Thursday, April 23, 2015
So, it's been about a month since the last post. At that point, I had a realization that I probably needed to do some serious work on me instead of focusing so much on what was going on with my spouse. Since then, there have been ups, downs and a few sideways emotional changes with me.
I finally admitted some things to both myself and my spouse about how deep I was into the depression again. It's so hard to see how bad it is when you're in it. It wasn't really until the things I was so focused on being upset or anxious about started getting better. At that point, I didn't have something else to place the blame on except myself and my depression.
It's extremely hard to explain to people who have never experienced actual clinical-type depression. Luckily, I found the TED Talks awhile back that helped me express to other people how I felt. I posted a link to that in a previous blog. I also had a friend who showed me another blog http://hyperboleandahalf.blogspot.com/2013/05/depression-part-two.html which explained it very honestly and clearly. That blog explained it with the sense of humor I really appreciate.
It doesn't make logical sense why we (depressed people) feel what we do, that's what is so frustrating about it.
One of the best things that I learned from both of those sources is that I'm not alone in feeling this way. It's not exactly being sad, it's a slow regression of emotions really. The inability to feel anything. One of the lines from the TED Talks was, "The opposite of depression is not happiness, but vitality." So true. One definition of vitality is "
I agreed to go back on the depression medication. It felt like a failure of my brain or willpower to be able to just "beat it" with common sense and logic. But that isn't how it works. It's a malfunction in my brain's wiring. I just have to accept that and know that it doesn't make me weak or stupid for not being able to just fix it on my own.
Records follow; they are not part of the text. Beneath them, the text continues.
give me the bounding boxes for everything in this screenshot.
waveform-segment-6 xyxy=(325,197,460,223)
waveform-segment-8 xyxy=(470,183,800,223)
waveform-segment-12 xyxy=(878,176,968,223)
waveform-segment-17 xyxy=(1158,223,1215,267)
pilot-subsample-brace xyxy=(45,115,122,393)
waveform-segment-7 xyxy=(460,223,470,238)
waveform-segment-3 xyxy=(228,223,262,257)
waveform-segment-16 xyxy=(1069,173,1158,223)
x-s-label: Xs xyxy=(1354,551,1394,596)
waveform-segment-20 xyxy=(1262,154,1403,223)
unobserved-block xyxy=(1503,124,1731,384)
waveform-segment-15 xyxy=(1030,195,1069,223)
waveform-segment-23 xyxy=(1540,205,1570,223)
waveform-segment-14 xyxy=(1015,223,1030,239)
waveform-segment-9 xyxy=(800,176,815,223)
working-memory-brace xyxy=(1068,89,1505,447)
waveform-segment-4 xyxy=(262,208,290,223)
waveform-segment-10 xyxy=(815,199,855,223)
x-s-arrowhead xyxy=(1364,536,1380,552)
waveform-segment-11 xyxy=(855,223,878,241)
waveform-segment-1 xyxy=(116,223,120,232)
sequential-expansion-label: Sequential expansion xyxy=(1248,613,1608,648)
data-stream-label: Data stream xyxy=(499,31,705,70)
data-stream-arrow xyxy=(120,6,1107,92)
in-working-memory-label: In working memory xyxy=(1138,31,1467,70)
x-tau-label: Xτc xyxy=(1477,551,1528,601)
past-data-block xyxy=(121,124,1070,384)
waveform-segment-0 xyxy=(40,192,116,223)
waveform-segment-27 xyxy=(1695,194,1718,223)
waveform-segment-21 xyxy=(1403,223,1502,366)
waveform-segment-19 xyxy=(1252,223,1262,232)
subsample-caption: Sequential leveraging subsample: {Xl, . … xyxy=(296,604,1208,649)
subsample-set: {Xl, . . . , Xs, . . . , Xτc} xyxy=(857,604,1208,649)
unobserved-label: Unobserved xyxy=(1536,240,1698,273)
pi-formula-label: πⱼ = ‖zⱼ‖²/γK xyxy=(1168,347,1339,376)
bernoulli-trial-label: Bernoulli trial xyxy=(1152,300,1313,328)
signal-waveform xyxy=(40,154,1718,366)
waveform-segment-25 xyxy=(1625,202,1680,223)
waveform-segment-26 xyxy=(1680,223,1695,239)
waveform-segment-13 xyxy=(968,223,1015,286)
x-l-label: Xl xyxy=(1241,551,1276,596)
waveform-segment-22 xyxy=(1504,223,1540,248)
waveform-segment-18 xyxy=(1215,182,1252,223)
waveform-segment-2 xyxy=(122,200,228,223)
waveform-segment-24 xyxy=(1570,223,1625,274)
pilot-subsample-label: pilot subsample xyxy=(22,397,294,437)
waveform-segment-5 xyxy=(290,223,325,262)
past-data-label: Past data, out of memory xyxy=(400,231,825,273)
I also made an appointment to meet with a counselor again. That feels stupid to me too because if I already know what my issues are, why can't I just deal with it on my own? Counseling really does help though because sometimes you need an outside perspective from a person you aren't personally involved with so you can be really honest with and not fear what you say might hurt them in some way.
The medication experience this time was vastly different than the last few times I tried it. I was taking the same exact medication, same doses, but reacted quite differently than ever before. I experienced a panic attack the first day, felt like I didn't exist for a day or two (which is a side effect called de-personalization) and then just couldn't stop crying another day. It felt like a huge mistake at first and didn't make sense. Then I realized that since I'm no longer on birth control, my hormones aren't regulated like they were in the past. It finally evened out for the most part, but I still am tired pretty much all the time and have trouble concentrating. I think that is another side effect, but hopefully that will pass too.
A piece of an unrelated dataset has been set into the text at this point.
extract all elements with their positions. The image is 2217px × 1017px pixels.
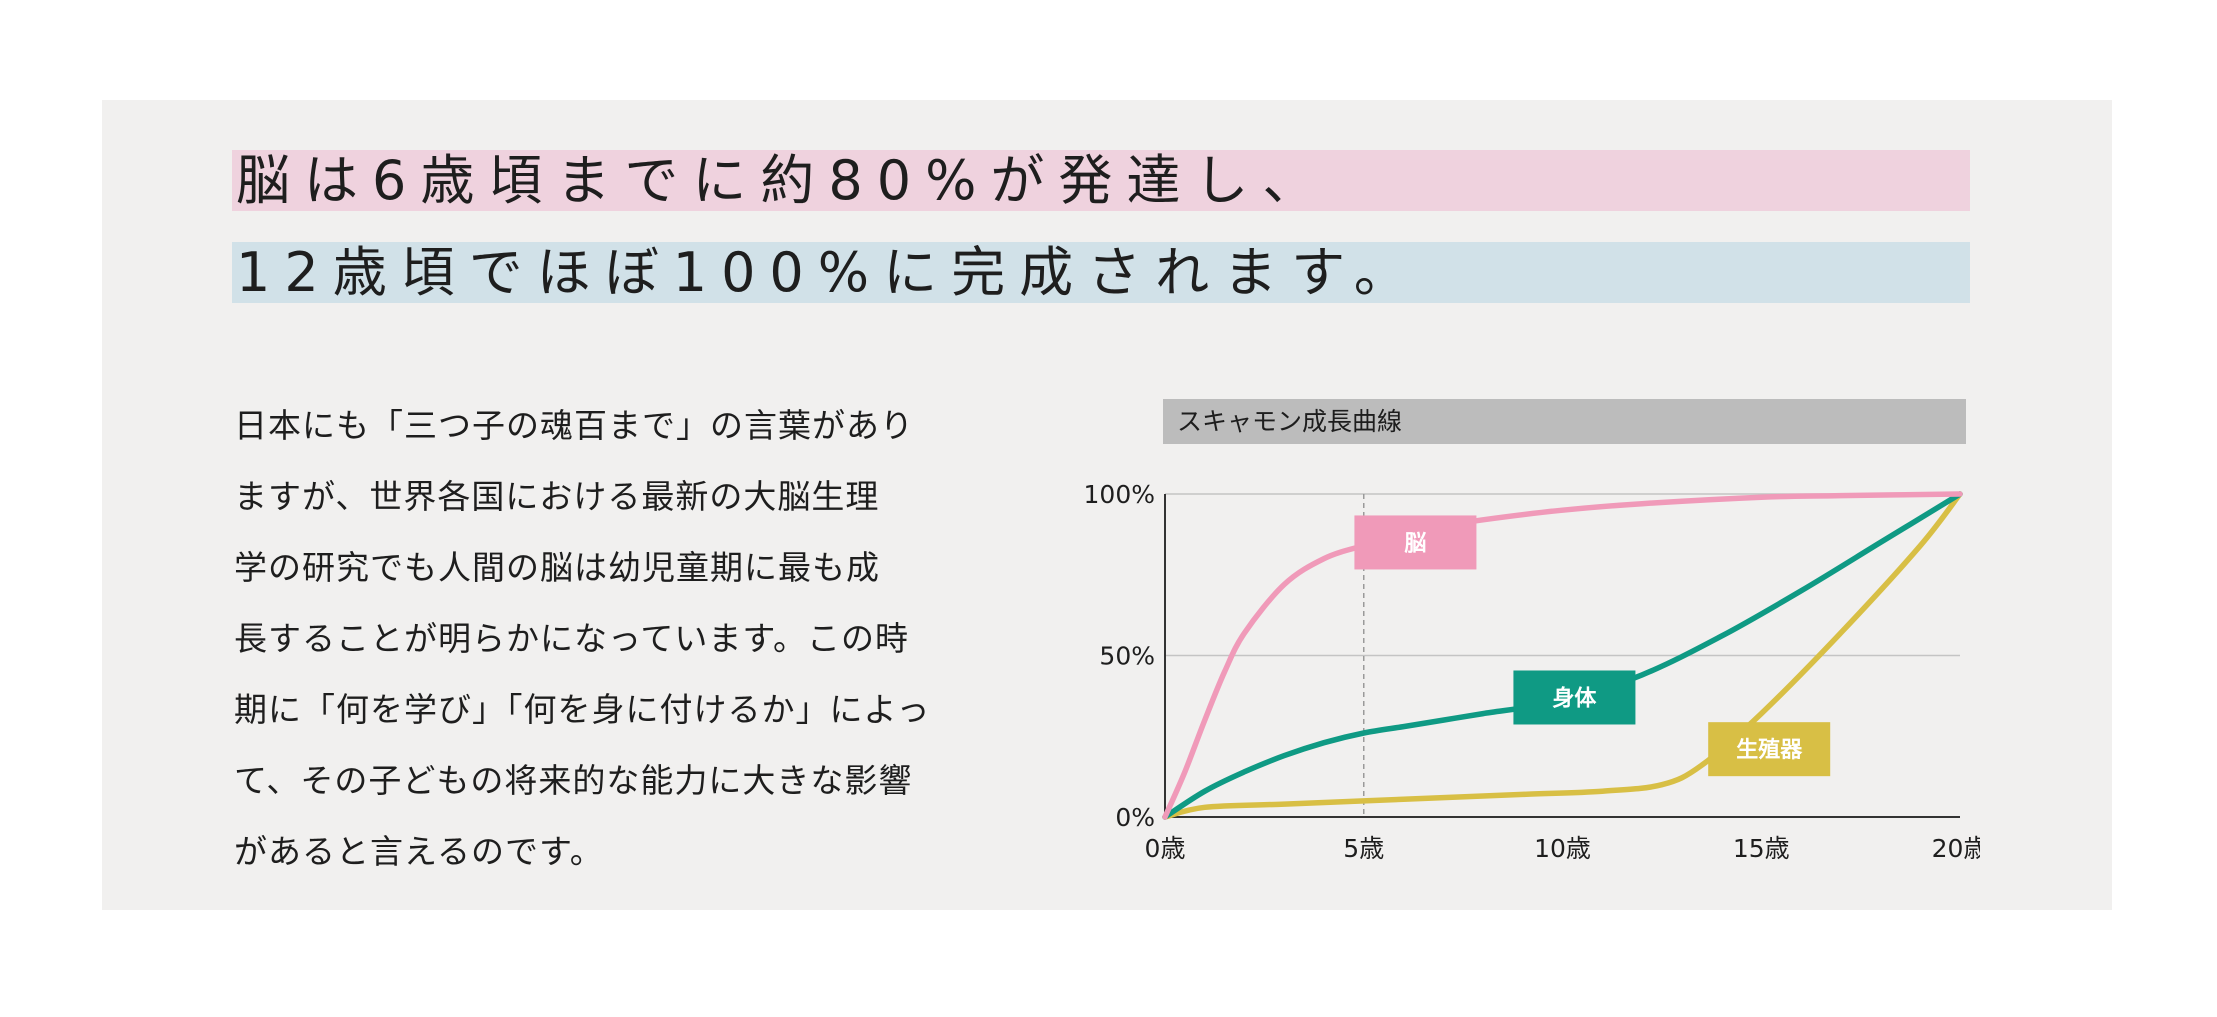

What did happen though (after 5-6 days of weird side effects) was pretty incredible. I felt like I woke up from some kind of coma I've been in for months. I couldn't believe I let that go on for so long. I had forgotten (or was unable) to feel happiness at all. I could express happiness for others, but never actually felt it. What the fuck???
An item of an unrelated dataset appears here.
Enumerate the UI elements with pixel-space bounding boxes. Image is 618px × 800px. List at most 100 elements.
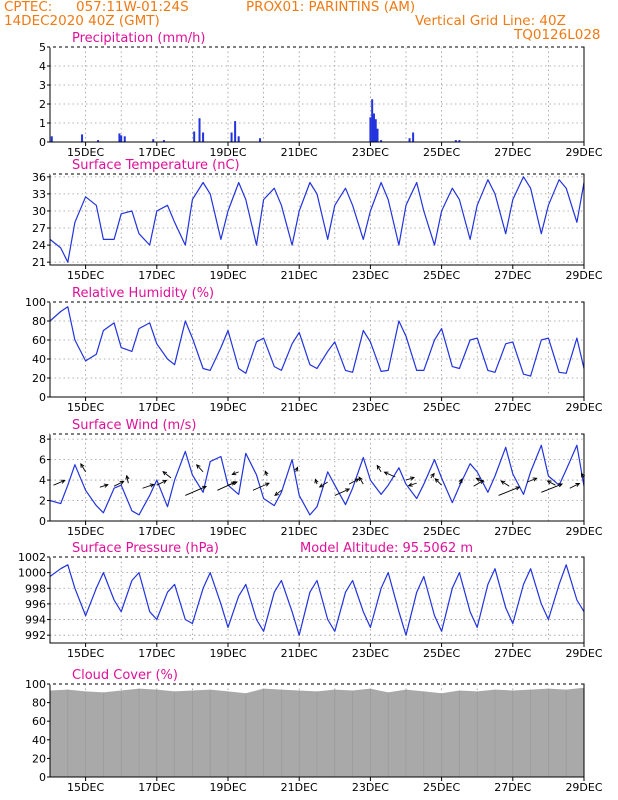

Something that was a bit of a sore spot with my spouse was her feeling like it was her fault. It was absolutely not her fault. Yes, she decided to transition. Yes, it was the best thing for her and for our marriage. Yes, it may have triggered something in me that causes me to go into depression, but that isn't her fault.
Depression can be triggered by major life events, but doesn't mean that it is that person's fault. It just means that the brain of a person suffering with depression isn't capable of handling emotion like other people, especially in circumstances which really alter your life. Deaths of loved ones were the past triggers for me. This was kind of like a death in a way. Mourning the loss of my husband, which is even stranger when I still have a spouse who is SO much happier than ever before. We're happier as a couple, but apparently my brain gets stuck in depression when I feel deep grief.
So, back to after the initial side effects of the medication...
I am finally feeling better now and back to what I think is more of my true self. I can feel silly again. I can feel happy again. I can face problems or issues without feeling like everything is SUCH a struggle. Such small things felt like SO much work. Now it doesn't seem like such a monumentous task to simply make plans and hang out with friends. I don't feel like being alone all the time. I can start caring about things again. I'm not fully functional or "normal" yet, but I'm getting there.
I'm so thankful for all of those who have been so patient with me through this. Feeling more aware now of what had been happening, I feel guilty for putting other people through that. At the same time, I know I would do it for them had the situations been reversed, so I'm trying to just accept that relationships are just that...give and take. Acceptance and forgiveness. Being there for each other is what it's all about. Addressing issues and accepting that people will still love you even if you act crazy, sad, irrational, angry, or whatever might make them uncomfortable is what makes relationships work. Not just romantic relationships, but all relationships.
I finally feel more hopeful about the future. Maybe hopeful isn't even the right word...maybe it is vitality. Maybe I do have meaning and purpose in this world. Maybe my experiences will reach others and help them cope with their own issues.
Maybe we all do deserve to feel happy and are meaningful in this world, no matter how fucked up we might feel in our own mind.